Likud's Manhigut Yehudit splits

Feiglin turns down offer from Marzel

Likud chairman Binyamin Netanyahu's nemesis in the party, Moshe Feiglin, suffered a blow this week when Moti Karpel, one of the co-founders of his Manhigut Yehudit (Jewish Leadership) movement, decided to quit. The split in Manhigut Yehudit emerged over the question of whether the movement should remain in the Likud. Karpel said Feiglin should accept an offer from far-right activist Baruch Marzel to head his Jewish National Front Party, but Feiglin decided that he had more to accomplish inside the Likud. Karpel, who lives in the settlement of Bat Ayin, in Gush Etzion, is considered the ideological father of Manhigut Yehudit. The editor of the movement's weekly flyer on the Torah portion of the week that is distributed nationwide, he shocked Manhigut Yehudit members when he sent them his resignation letter, which was obtained by The Jerusalem Post. "In our deliberations over whether to remain in the Likud, my opinion was that we have finished our role in the party and should instead seek another political framework," Karpel wrote. "Since everyone else thought differently, I decided to quit the movement." Karpel said Netanyahu made clear that Manhigut Yehudit was no longer wanted in the party when he tried unsuccessfully to expel Feiglin two months ago.
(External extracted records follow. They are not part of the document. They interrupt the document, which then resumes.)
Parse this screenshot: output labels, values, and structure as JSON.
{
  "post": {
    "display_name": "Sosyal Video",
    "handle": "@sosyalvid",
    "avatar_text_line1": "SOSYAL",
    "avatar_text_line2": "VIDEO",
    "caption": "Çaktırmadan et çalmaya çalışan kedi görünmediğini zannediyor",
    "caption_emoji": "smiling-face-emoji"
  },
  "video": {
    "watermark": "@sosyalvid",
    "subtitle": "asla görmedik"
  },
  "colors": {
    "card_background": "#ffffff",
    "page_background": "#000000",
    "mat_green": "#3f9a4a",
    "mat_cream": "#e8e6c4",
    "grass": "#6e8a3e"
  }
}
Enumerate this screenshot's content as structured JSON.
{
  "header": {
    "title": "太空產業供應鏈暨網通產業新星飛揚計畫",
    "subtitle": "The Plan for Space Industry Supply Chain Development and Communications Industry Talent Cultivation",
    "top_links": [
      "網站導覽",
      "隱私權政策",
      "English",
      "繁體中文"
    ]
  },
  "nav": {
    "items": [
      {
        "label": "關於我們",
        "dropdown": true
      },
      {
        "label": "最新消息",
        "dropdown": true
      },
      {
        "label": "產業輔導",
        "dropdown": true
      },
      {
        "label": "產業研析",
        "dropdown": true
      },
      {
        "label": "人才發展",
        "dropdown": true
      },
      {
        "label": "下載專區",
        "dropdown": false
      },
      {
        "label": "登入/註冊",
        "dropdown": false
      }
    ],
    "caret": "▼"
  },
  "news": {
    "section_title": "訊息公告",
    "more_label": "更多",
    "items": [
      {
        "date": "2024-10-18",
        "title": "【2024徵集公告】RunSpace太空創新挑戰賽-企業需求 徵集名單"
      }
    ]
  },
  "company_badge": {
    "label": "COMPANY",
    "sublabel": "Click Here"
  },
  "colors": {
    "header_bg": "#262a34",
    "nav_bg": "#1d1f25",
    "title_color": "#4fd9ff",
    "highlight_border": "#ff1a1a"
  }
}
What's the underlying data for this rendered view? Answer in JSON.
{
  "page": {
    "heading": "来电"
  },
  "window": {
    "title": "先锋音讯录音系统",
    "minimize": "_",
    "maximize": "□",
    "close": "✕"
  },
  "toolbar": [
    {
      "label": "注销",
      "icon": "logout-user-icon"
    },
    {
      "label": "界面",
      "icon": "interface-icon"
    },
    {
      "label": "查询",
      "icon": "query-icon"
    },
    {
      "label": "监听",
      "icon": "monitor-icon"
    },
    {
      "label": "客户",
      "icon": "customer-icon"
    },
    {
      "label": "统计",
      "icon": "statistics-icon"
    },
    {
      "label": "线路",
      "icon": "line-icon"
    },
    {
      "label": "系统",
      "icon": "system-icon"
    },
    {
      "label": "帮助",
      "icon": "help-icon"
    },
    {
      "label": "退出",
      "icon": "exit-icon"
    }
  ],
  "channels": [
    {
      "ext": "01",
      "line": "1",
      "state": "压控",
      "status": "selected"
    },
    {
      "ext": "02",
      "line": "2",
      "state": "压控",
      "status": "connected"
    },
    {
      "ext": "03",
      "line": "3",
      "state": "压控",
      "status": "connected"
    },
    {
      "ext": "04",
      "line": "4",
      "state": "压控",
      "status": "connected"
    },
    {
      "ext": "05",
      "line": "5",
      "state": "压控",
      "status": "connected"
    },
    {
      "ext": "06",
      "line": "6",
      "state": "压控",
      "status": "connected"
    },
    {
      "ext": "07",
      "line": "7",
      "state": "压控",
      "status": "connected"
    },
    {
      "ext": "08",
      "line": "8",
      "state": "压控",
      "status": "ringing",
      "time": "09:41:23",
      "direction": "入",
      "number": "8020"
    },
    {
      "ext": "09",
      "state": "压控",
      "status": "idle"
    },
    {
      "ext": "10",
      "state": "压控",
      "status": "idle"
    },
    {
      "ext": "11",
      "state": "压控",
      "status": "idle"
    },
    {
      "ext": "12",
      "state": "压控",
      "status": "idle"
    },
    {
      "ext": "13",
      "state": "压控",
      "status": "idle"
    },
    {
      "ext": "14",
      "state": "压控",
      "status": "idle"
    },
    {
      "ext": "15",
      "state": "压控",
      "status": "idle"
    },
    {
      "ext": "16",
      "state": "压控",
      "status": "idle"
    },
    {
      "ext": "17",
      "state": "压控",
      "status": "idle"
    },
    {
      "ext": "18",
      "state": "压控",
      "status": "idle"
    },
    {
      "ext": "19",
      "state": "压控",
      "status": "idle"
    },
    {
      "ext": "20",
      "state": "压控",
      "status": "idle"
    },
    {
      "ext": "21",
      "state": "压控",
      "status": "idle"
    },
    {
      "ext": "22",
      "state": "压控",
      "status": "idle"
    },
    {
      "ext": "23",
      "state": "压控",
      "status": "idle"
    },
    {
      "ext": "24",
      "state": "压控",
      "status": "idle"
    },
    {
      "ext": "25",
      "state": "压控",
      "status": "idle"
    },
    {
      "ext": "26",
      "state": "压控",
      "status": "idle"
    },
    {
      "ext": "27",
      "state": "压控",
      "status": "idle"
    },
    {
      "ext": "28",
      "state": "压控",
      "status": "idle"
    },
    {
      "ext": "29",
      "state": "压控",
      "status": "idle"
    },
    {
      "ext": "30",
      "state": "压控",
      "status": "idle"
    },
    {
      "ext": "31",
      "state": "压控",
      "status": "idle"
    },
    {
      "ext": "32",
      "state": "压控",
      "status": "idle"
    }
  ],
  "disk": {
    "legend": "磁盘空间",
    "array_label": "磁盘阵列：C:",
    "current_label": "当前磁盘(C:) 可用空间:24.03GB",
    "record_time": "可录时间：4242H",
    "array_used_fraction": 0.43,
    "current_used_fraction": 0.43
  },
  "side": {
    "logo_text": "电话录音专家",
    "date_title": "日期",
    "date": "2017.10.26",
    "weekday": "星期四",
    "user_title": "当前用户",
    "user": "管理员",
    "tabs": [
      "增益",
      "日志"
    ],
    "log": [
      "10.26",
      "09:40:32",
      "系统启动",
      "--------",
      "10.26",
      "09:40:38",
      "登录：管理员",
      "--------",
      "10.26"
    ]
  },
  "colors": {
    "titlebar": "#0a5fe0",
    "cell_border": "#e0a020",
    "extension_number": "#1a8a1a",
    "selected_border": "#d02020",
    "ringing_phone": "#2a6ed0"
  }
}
He said he would not seek to get elected to the Knesset with another party. "Our brand is Feiglin, not me," Karpel said. "If Feiglin left, it would be one thing, but I don't have any electoral power." In response, Feiglin said: "Karpel remains the founder of the idea of Jewish Leadership and we will remain on good terms, but the Likud is still the right tool to deliver our message." Feiglin said he believed that he could have easily gotten elected to the Knesset with the Jewish National Front, but that he didn't want to be part of a rightist sectarian party. According to a leading Manhigut Yehudit member, "The letter came as a bombshell to us because no one expected that the ideologue of the movement would, out of nowhere, call for changing our tactics in such a significant way." A senior Likud source responded that the party was not upset to see Feiglin's supporters go. "He is an extremist who never belonged in the party in the first place," the source said. Meanwhile, Netanyahu called a press conference for Tuesday to reveal the Likud's new socioeconomic platform. MKs Moshe Kahlon, Dan Naveh, Yisrael Katz, Gilad Erdan and Gideon Sa'ar are expected to participate.